De esto hace casi cuatro siglos, y sin embargo algunas de las reflexiones y versos en estos cuadernos de viaje dialogan con las palabras de Humberto Ak’abal, un poeta maya “glocal” para quien también el espacio y el tiempo son móviles. Poesía/errancia: tanto en Basho como en Ak’abal los viajes cosechan poesía y la poesía, en un ciclo constante, cosecha nuevos viajes.
OBRAS CITADAS
AK’ABAL, Humberto. Ovillo de Seda. Guatemala: Artemis, 2001. Impreso.
GONZÁLEZ Luna, Javier. Jornadas Indias. Bogotá: Intituto Pensar, 2003.
GONZÁLEZ Luna, Javier y Morales Múñoz, Sandra. Kôten: lecturas cruzadas.
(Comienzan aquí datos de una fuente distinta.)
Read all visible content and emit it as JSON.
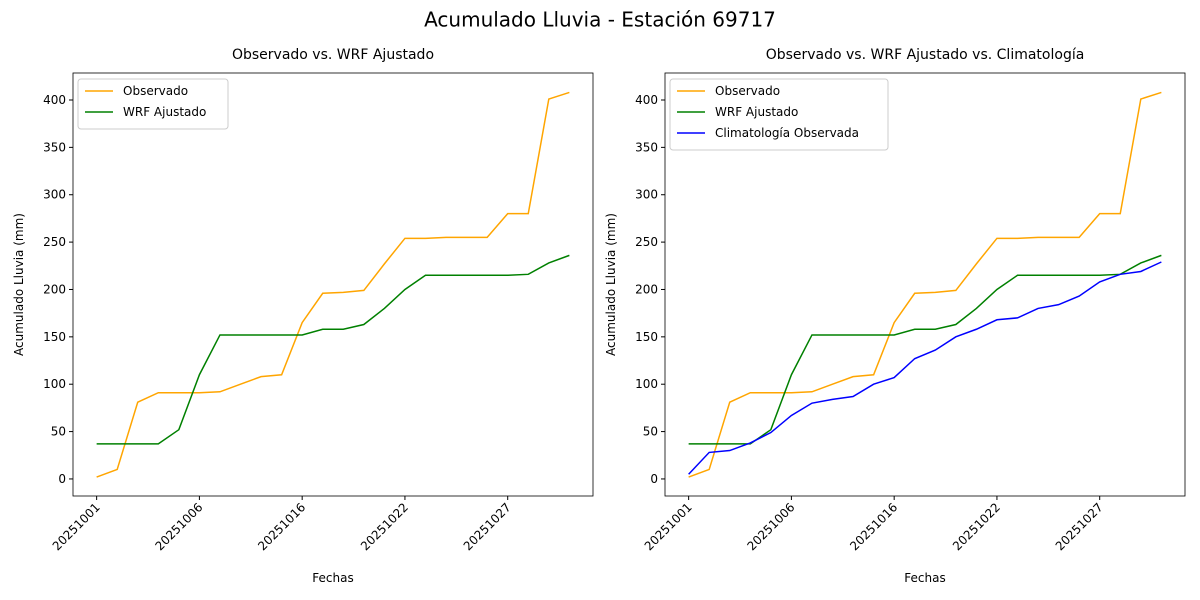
{
  "title": "Acumulado Lluvia - Estación 69717",
  "chart_data": [
    {
      "type": "line",
      "title": "Observado vs. WRF Ajustado",
      "x_label": "Fechas",
      "y_label": "Acumulado Lluvia (mm)",
      "categories": [
        "20251001",
        null,
        null,
        null,
        null,
        "20251006",
        null,
        null,
        null,
        null,
        "20251016",
        null,
        null,
        null,
        null,
        "20251022",
        null,
        null,
        null,
        null,
        "20251027",
        null,
        null,
        null
      ],
      "ylim": [
        -18,
        428.5
      ],
      "yticks": [
        0,
        50,
        100,
        150,
        200,
        250,
        300,
        350,
        400
      ],
      "legend": "upper left",
      "series": [
        {
          "name": "Observado",
          "color": "orange",
          "values": [
            2,
            10,
            81,
            91,
            91,
            91,
            92,
            100,
            108,
            110,
            165,
            196,
            197,
            199,
            227,
            254,
            254,
            255,
            255,
            255,
            280,
            280,
            401,
            408
          ]
        },
        {
          "name": "WRF Ajustado",
          "color": "green",
          "values": [
            37,
            37,
            37,
            37,
            52,
            110,
            152,
            152,
            152,
            152,
            152,
            158,
            158,
            163,
            180,
            200,
            215,
            215,
            215,
            215,
            215,
            216,
            228,
            236
          ]
        }
      ]
    },
    {
      "type": "line",
      "title": "Observado vs. WRF Ajustado vs. Climatología",
      "x_label": "Fechas",
      "y_label": "Acumulado Lluvia (mm)",
      "categories": [
        "20251001",
        null,
        null,
        null,
        null,
        "20251006",
        null,
        null,
        null,
        null,
        "20251016",
        null,
        null,
        null,
        null,
        "20251022",
        null,
        null,
        null,
        null,
        "20251027",
        null,
        null,
        null
      ],
      "ylim": [
        -18,
        428.5
      ],
      "yticks": [
        0,
        50,
        100,
        150,
        200,
        250,
        300,
        350,
        400
      ],
      "legend": "upper left",
      "series": [
        {
          "name": "Observado",
          "color": "orange",
          "values": [
            2,
            10,
            81,
            91,
            91,
            91,
            92,
            100,
            108,
            110,
            165,
            196,
            197,
            199,
            227,
            254,
            254,
            255,
            255,
            255,
            280,
            280,
            401,
            408
          ]
        },
        {
          "name": "WRF Ajustado",
          "color": "green",
          "values": [
            37,
            37,
            37,
            37,
            52,
            110,
            152,
            152,
            152,
            152,
            152,
            158,
            158,
            163,
            180,
            200,
            215,
            215,
            215,
            215,
            215,
            216,
            228,
            236
          ]
        },
        {
          "name": "Climatología Observada",
          "color": "blue",
          "values": [
            5,
            28,
            30,
            38,
            49,
            67,
            80,
            84,
            87,
            100,
            107,
            127,
            136,
            150,
            158,
            168,
            170,
            180,
            184,
            193,
            208,
            216,
            219,
            229
          ]
        }
      ]
    }
  ]
}
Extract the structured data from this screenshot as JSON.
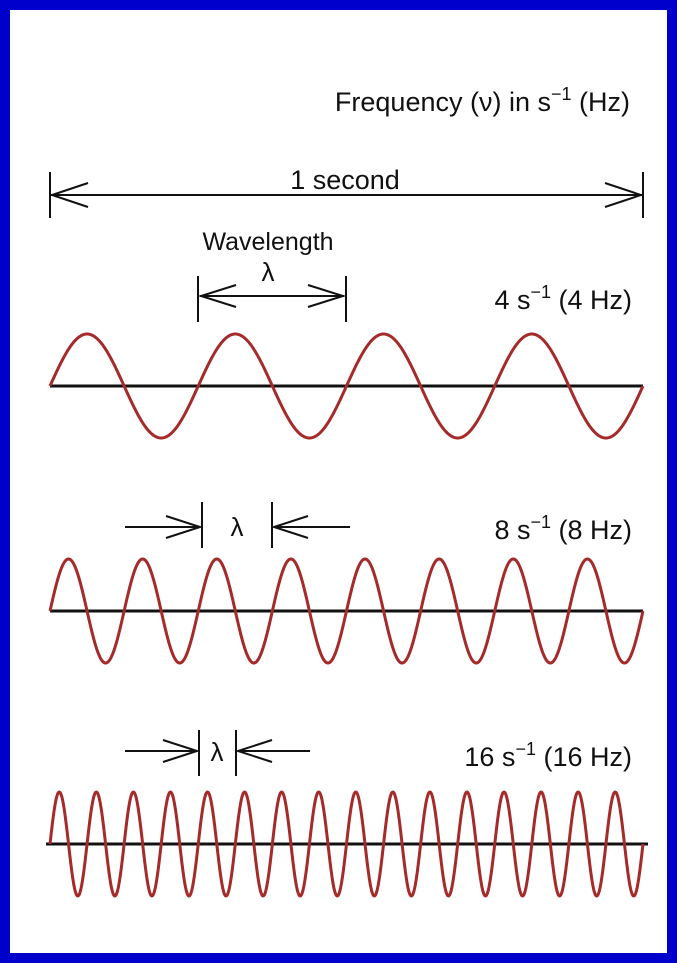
{
  "diagram": {
    "title": {
      "prefix": "Frequency (",
      "symbol": "ν",
      "middle": ")  in s",
      "exp": "−1",
      "suffix": " (Hz)"
    },
    "span_label": "1 second",
    "wavelength_label": "Wavelength",
    "lambda_symbol": "λ",
    "waves": [
      {
        "cycles_per_second": 4,
        "label_main": "4 s",
        "label_exp": "−1",
        "label_hz": " (4 Hz)"
      },
      {
        "cycles_per_second": 8,
        "label_main": "8 s",
        "label_exp": "−1",
        "label_hz": " (8 Hz)"
      },
      {
        "cycles_per_second": 16,
        "label_main": "16 s",
        "label_exp": "−1",
        "label_hz": " (16 Hz)"
      }
    ],
    "colors": {
      "border": "#0000cc",
      "background": "#ffffff",
      "wave": "#a52a2a",
      "axis": "#111111",
      "text": "#111111"
    }
  }
}
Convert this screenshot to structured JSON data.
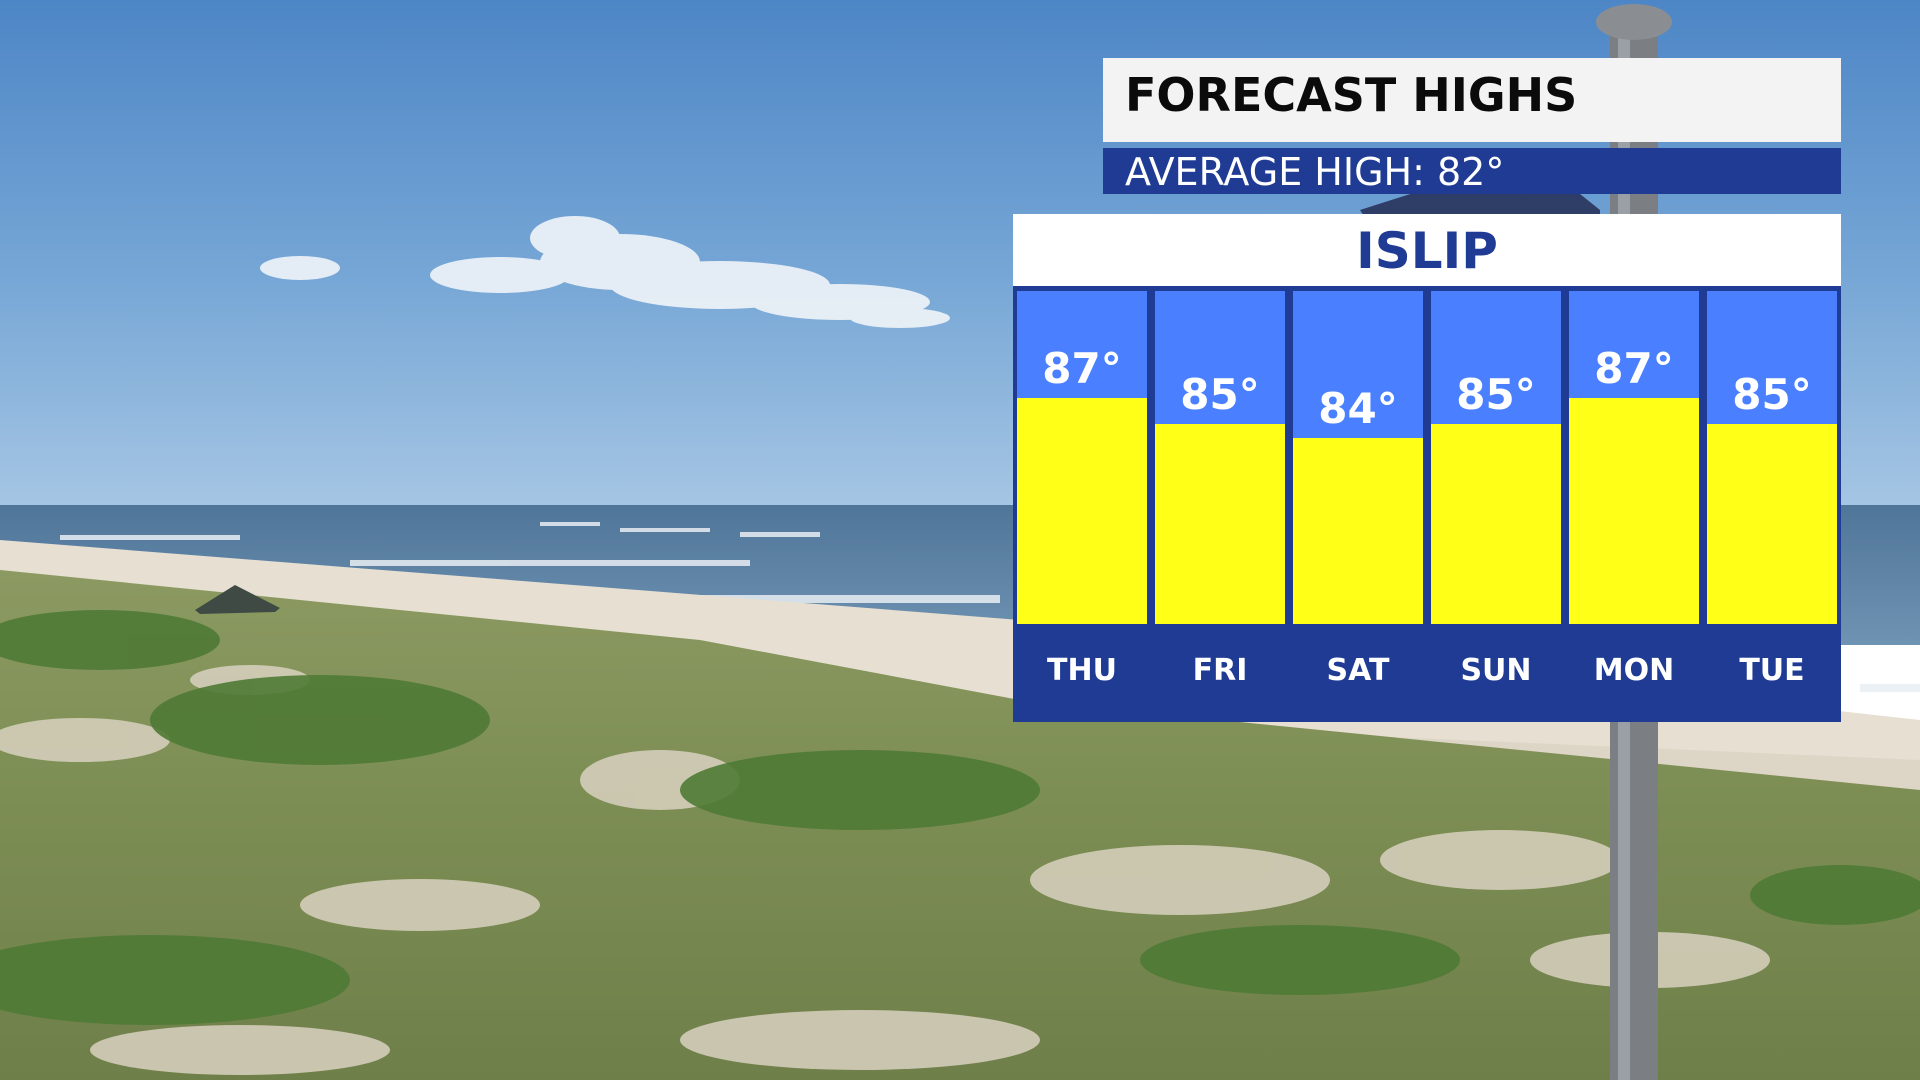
{
  "header": {
    "title": "FORECAST HIGHS",
    "subtitle": "AVERAGE HIGH: 82°"
  },
  "location": "ISLIP",
  "colors": {
    "column_bg": "#4a80ff",
    "bar": "#ffff17",
    "dark_blue": "#1f3b93",
    "title_bg": "#f3f3f3"
  },
  "chart_data": {
    "type": "bar",
    "title": "FORECAST HIGHS",
    "subtitle": "AVERAGE HIGH: 82°",
    "categories": [
      "THU",
      "FRI",
      "SAT",
      "SUN",
      "MON",
      "TUE"
    ],
    "values": [
      87,
      85,
      84,
      85,
      87,
      85
    ],
    "value_labels": [
      "87°",
      "85°",
      "84°",
      "85°",
      "87°",
      "85°"
    ],
    "unit": "°F",
    "ylim": [
      70,
      95
    ]
  }
}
Japón – América Latina. Bogotá: Pontificia Universidad Javeriana – Instituto Pensar, 2004.
HENDERSON, Harold. An Introduction to Haiku: An Anthology of Poems and Poets from Bashô to Shiki. Doubleday Anchor Books, 1958.
MORAÑA, Mabel. Crítica Impura. Estudios de literatura y cultura latinoamericanos. Madrid: Iberoamericana; Frankfurt am Maimm: Vervuert, 2004.
PAZ, Octavio. Ladera Este. México: Joaquín Mortiz, 1970.
PAZ, Octavio. El arco y la lira. México: Fondo de Cultura Económica. 1986.
PAZ, Octavio. Obras Completas. Ideas y Costumbres II. México: Fondo de Cultura Económica. 1996.
TABLADA, José Juan. Obras. Ciudad de México: Universidad Nacional Autónoma de México, 1971. Recopilación, edición, prólogo y notas de Héctor Valdés.
YAMAMOTO, Akira, Yamamoto, Fumiko y Addiss, Stepehn. Haiku: an anthology of Japanese poems. Boston; Shambala; New York: Ramdom House, 2009.
YURKIEVICH, Saúl. La movediza modernidad. Madrid: Santillana. Taurus. 1996.